I know these are lies created by Satan himself with the goal of causing me to turn from God but they are lies rooted in a certain sort of reality.
Tonight I have so many friends hurting, so many friends confused, so many friends feeling isolated and alone, as if God Himself had walked out on them. I can’t in good conscience justify the ways of God with them. Phillip Yancey writes in “Where is God When It Hurts, ” God does not condemn our moments of despair and unbelief.” We condemn people when we tell them to suck it up, or it could be worse, or whatever weak, human experiences we try to derive our answers from.
I guess what I’m trying to say I don’t want to have pat answers for people who are mad or doubting God. When doubt is present there is an epic battle brewing for someone’s soul and God is about to bring it down. But on the contrary if we try to get people to just accept how the things of this earth are instead of encouraging them to wrestle with angels and argue with God I’m not sure what kind of Christ-follower we are. Faith is messy. Faith is not easy. Trusting in the unknown can be tenuous at best. I heard recently basically if we try to have all the answers for everyone on the journey towards Christ they don’t get the chance to expand to their faith. I don’t want to leave them alone in their battle. But I want to try and walk along side of them encouraging them and letting them know they are not alone, God is faithful, and they will get through these situations. But how do you make that real for people without sounding petty?

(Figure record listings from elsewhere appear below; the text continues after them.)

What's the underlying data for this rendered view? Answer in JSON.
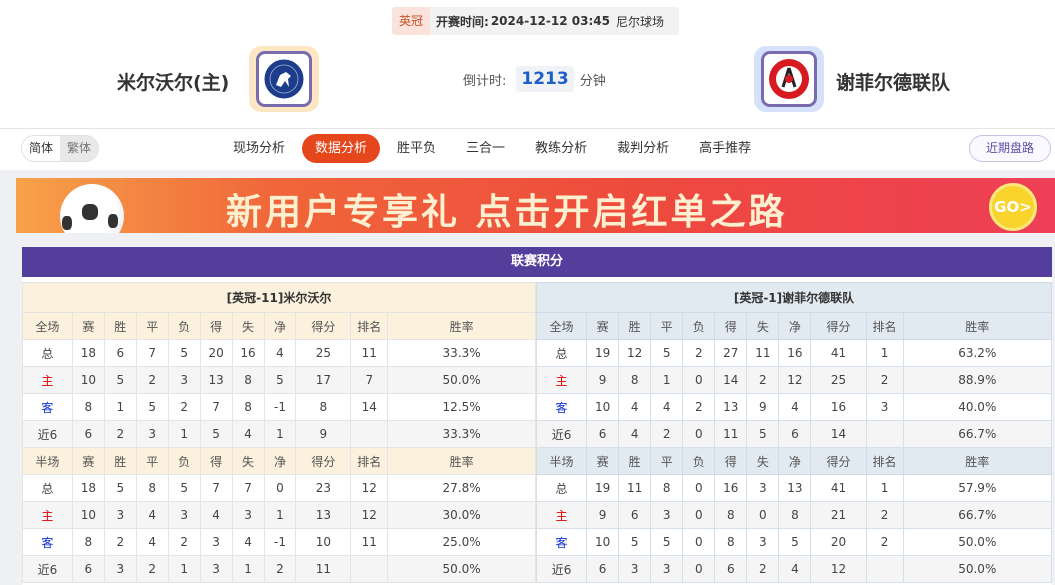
{
  "match": {
    "league": "英冠",
    "kickoff_label": "开赛时间:",
    "kickoff": "2024-12-12 03:45",
    "venue": "尼尔球场"
  },
  "home": {
    "name": "米尔沃尔(主)",
    "logo": "millwall-lion-crest"
  },
  "away": {
    "name": "谢菲尔德联队",
    "logo": "sheffield-united-crest"
  },
  "countdown": {
    "label": "倒计时:",
    "value": "1213",
    "unit": "分钟"
  },
  "lang": {
    "simplified": "简体",
    "traditional": "繁体"
  },
  "tabs": [
    "现场分析",
    "数据分析",
    "胜平负",
    "三合一",
    "教练分析",
    "裁判分析",
    "高手推荐"
  ],
  "active_tab": "数据分析",
  "recent_button": "近期盘路",
  "banner": {
    "text": "新用户专享礼 点击开启红单之路",
    "go": "GO>"
  },
  "colors": {
    "accent": "#e5461c",
    "panel_header": "#533f9b"
  },
  "standings": {
    "title": "联赛积分",
    "columns": [
      "赛",
      "胜",
      "平",
      "负",
      "得",
      "失",
      "净",
      "得分",
      "排名",
      "胜率"
    ],
    "tables": [
      {
        "team_label": "[英冠-11]米尔沃尔",
        "full": {
          "label": "全场",
          "rows": [
            [
              "总",
              "18",
              "6",
              "7",
              "5",
              "20",
              "16",
              "4",
              "25",
              "11",
              "33.3%"
            ],
            [
              "主",
              "10",
              "5",
              "2",
              "3",
              "13",
              "8",
              "5",
              "17",
              "7",
              "50.0%"
            ],
            [
              "客",
              "8",
              "1",
              "5",
              "2",
              "7",
              "8",
              "-1",
              "8",
              "14",
              "12.5%"
            ],
            [
              "近6",
              "6",
              "2",
              "3",
              "1",
              "5",
              "4",
              "1",
              "9",
              "",
              "33.3%"
            ]
          ]
        },
        "half": {
          "label": "半场",
          "rows": [
            [
              "总",
              "18",
              "5",
              "8",
              "5",
              "7",
              "7",
              "0",
              "23",
              "12",
              "27.8%"
            ],
            [
              "主",
              "10",
              "3",
              "4",
              "3",
              "4",
              "3",
              "1",
              "13",
              "12",
              "30.0%"
            ],
            [
              "客",
              "8",
              "2",
              "4",
              "2",
              "3",
              "4",
              "-1",
              "10",
              "11",
              "25.0%"
            ],
            [
              "近6",
              "6",
              "3",
              "2",
              "1",
              "3",
              "1",
              "2",
              "11",
              "",
              "50.0%"
            ]
          ]
        }
      },
      {
        "team_label": "[英冠-1]谢菲尔德联队",
        "full": {
          "label": "全场",
          "rows": [
            [
              "总",
              "19",
              "12",
              "5",
              "2",
              "27",
              "11",
              "16",
              "41",
              "1",
              "63.2%"
            ],
            [
              "主",
              "9",
              "8",
              "1",
              "0",
              "14",
              "2",
              "12",
              "25",
              "2",
              "88.9%"
            ],
            [
              "客",
              "10",
              "4",
              "4",
              "2",
              "13",
              "9",
              "4",
              "16",
              "3",
              "40.0%"
            ],
            [
              "近6",
              "6",
              "4",
              "2",
              "0",
              "11",
              "5",
              "6",
              "14",
              "",
              "66.7%"
            ]
          ]
        },
        "half": {
          "label": "半场",
          "rows": [
            [
              "总",
              "19",
              "11",
              "8",
              "0",
              "16",
              "3",
              "13",
              "41",
              "1",
              "57.9%"
            ],
            [
              "主",
              "9",
              "6",
              "3",
              "0",
              "8",
              "0",
              "8",
              "21",
              "2",
              "66.7%"
            ],
            [
              "客",
              "10",
              "5",
              "5",
              "0",
              "8",
              "3",
              "5",
              "20",
              "2",
              "50.0%"
            ],
            [
              "近6",
              "6",
              "3",
              "3",
              "0",
              "6",
              "2",
              "4",
              "12",
              "",
              "50.0%"
            ]
          ]
        }
      }
    ]
  }
}
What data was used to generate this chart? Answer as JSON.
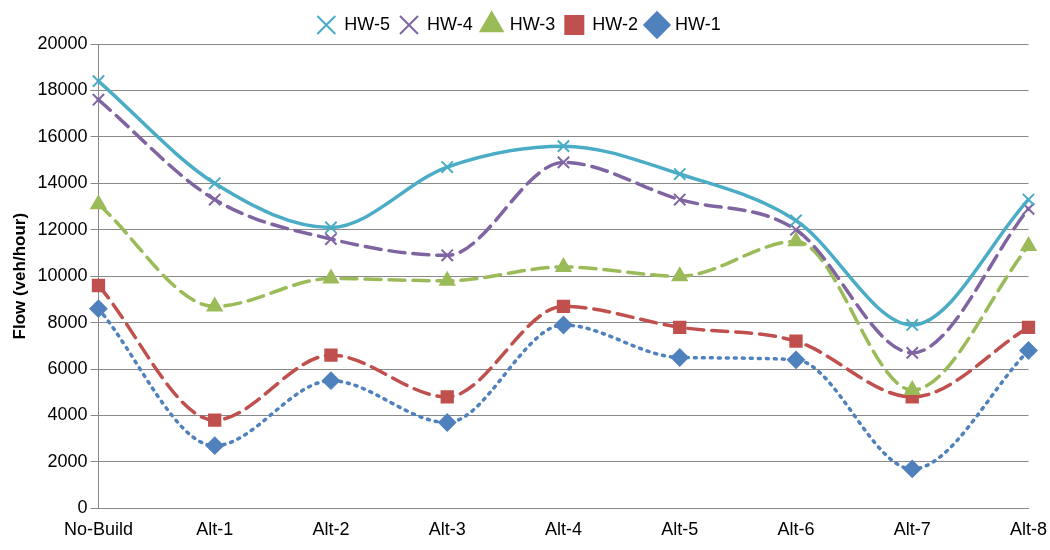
{
  "chart_data": {
    "type": "line",
    "ylabel": "Flow (veh/hour)",
    "categories": [
      "No-Build",
      "Alt-1",
      "Alt-2",
      "Alt-3",
      "Alt-4",
      "Alt-5",
      "Alt-6",
      "Alt-7",
      "Alt-8"
    ],
    "ylim": [
      0,
      20000
    ],
    "yticks": [
      0,
      2000,
      4000,
      6000,
      8000,
      10000,
      12000,
      14000,
      16000,
      18000,
      20000
    ],
    "grid": "y",
    "legend": "top",
    "series": [
      {
        "name": "HW-5",
        "color": "#4bacc6",
        "marker": "cross",
        "line_style": "solid",
        "values": [
          18400,
          14000,
          12100,
          14700,
          15600,
          14400,
          12400,
          7900,
          13300
        ]
      },
      {
        "name": "HW-4",
        "color": "#8064a2",
        "marker": "cross",
        "line_style": "dashed",
        "values": [
          17600,
          13300,
          11600,
          10900,
          14900,
          13300,
          12000,
          6700,
          12900
        ]
      },
      {
        "name": "HW-3",
        "color": "#9bbb59",
        "marker": "triangle",
        "line_style": "dashed",
        "values": [
          13100,
          8700,
          9900,
          9800,
          10400,
          10000,
          11500,
          5100,
          11300
        ]
      },
      {
        "name": "HW-2",
        "color": "#c0504d",
        "marker": "square",
        "line_style": "dashed",
        "values": [
          9600,
          3800,
          6600,
          4800,
          8700,
          7800,
          7200,
          4800,
          7800
        ]
      },
      {
        "name": "HW-1",
        "color": "#4f81bd",
        "marker": "diamond",
        "line_style": "dotted",
        "values": [
          8600,
          2700,
          5500,
          3700,
          7900,
          6500,
          6400,
          1700,
          6800
        ]
      }
    ]
  }
}
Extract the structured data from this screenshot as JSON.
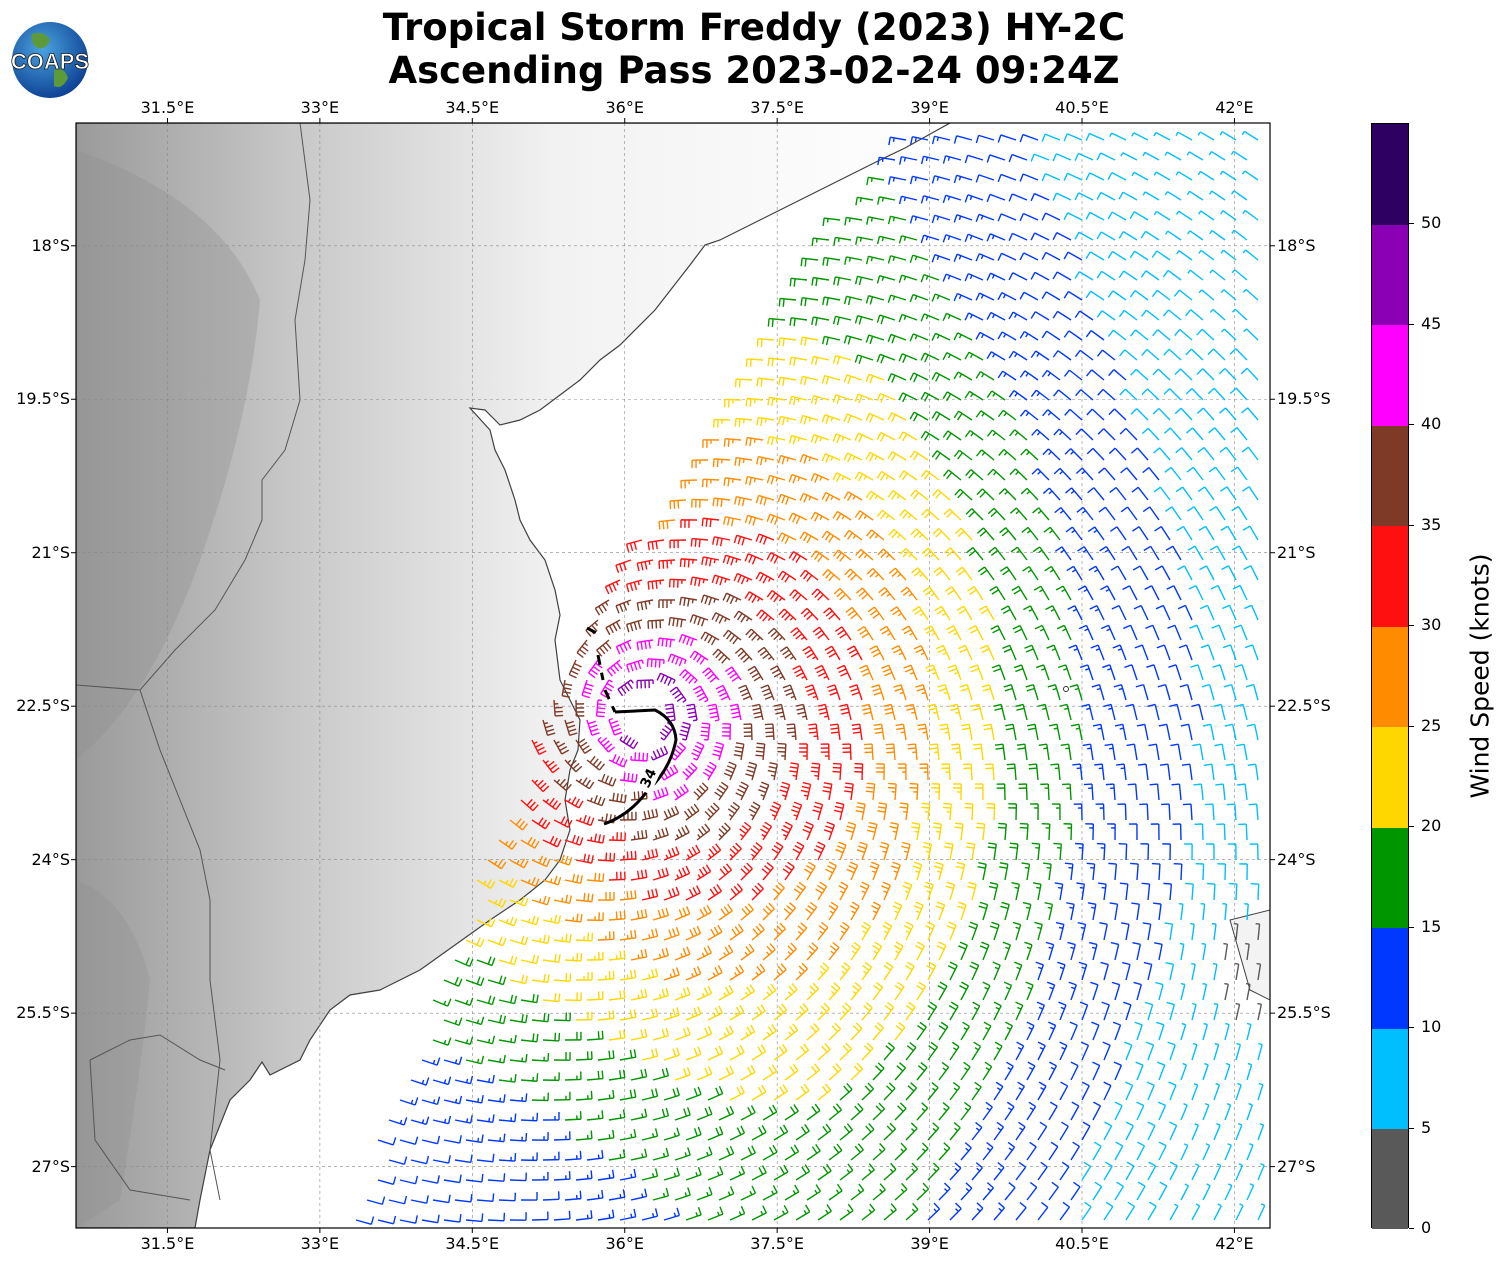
{
  "title": {
    "line1": "Tropical Storm Freddy (2023) HY-2C",
    "line2": "Ascending Pass 2023-02-24 09:24Z"
  },
  "logo_text": "COAPS",
  "axes": {
    "lon_ticks": [
      "31.5°E",
      "33°E",
      "34.5°E",
      "36°E",
      "37.5°E",
      "39°E",
      "40.5°E",
      "42°E"
    ],
    "lat_ticks": [
      "18°S",
      "19.5°S",
      "21°S",
      "22.5°S",
      "24°S",
      "25.5°S",
      "27°S"
    ],
    "lon_range": [
      30.6,
      42.35
    ],
    "lat_range": [
      -16.8,
      -27.6
    ]
  },
  "contour_label": "34",
  "colorbar": {
    "title": "Wind Speed (knots)",
    "bins": [
      {
        "from": 0,
        "to": 5,
        "color": "#595959"
      },
      {
        "from": 5,
        "to": 10,
        "color": "#00bfff"
      },
      {
        "from": 10,
        "to": 15,
        "color": "#0038ff"
      },
      {
        "from": 15,
        "to": 20,
        "color": "#009600"
      },
      {
        "from": 20,
        "to": 25,
        "color": "#ffd700"
      },
      {
        "from": 25,
        "to": 30,
        "color": "#ff8c00"
      },
      {
        "from": 30,
        "to": 35,
        "color": "#ff1010"
      },
      {
        "from": 35,
        "to": 40,
        "color": "#7f3a27"
      },
      {
        "from": 40,
        "to": 45,
        "color": "#ff00ff"
      },
      {
        "from": 45,
        "to": 50,
        "color": "#8b00b5"
      },
      {
        "from": 50,
        "to": 55,
        "color": "#2d0062"
      }
    ],
    "tick_labels": [
      "0",
      "5",
      "10",
      "15",
      "20",
      "25",
      "30",
      "35",
      "40",
      "45",
      "50"
    ]
  },
  "chart_data": {
    "type": "scatter",
    "title": "Tropical Storm Freddy (2023) HY-2C Ascending Pass 2023-02-24 09:24Z",
    "xlabel": "",
    "ylabel": "",
    "xlim": [
      30.6,
      42.35
    ],
    "ylim": [
      -27.6,
      -16.8
    ],
    "grid": true,
    "legend": "colorbar right",
    "storm_center": {
      "lon": 36.2,
      "lat": -22.6
    },
    "wind_field_note_free": true,
    "wind_speed_range_knots": [
      0,
      45
    ],
    "contour_34kt": [
      [
        35.75,
        -21.7
      ],
      [
        35.8,
        -22.3
      ],
      [
        35.95,
        -22.55
      ],
      [
        36.4,
        -22.55
      ],
      [
        36.55,
        -22.8
      ],
      [
        36.45,
        -23.15
      ],
      [
        36.25,
        -23.35
      ],
      [
        36.1,
        -23.6
      ],
      [
        35.85,
        -23.65
      ]
    ]
  }
}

I don’t have a lot of clear answers tonight and that’s probably a good thing. I guess, that’s really the point. The mystery of God and His will are still very much revealing themselves to me. But for myself and for others I desperately try to keep my gaze on Him and rest in the truth of His word. I’m realizing how very young and immature I am in my faith. I have much to learn. For now I’m still the child, trusting God will work out all that needs to be worked out.
I will have nothing to do with a God who cares only occasionally. I need a God who is with us always, everywhere, in the deepest depths as well as the highest heights. It is when things go wrong, when good things do not happen, when our prayers seem to have been lost, that God is most present. We do not need the sheltering wings when things go smoothly. We are closest to God in the darkness, stumbling along blindly.
How do you minister to people going through crisis? How do you answer those tough questions of God’s will, His faithfulness, and His plan when all they can see is pain, frustration, and disappointment? What words do you have for the question, “Where is God?’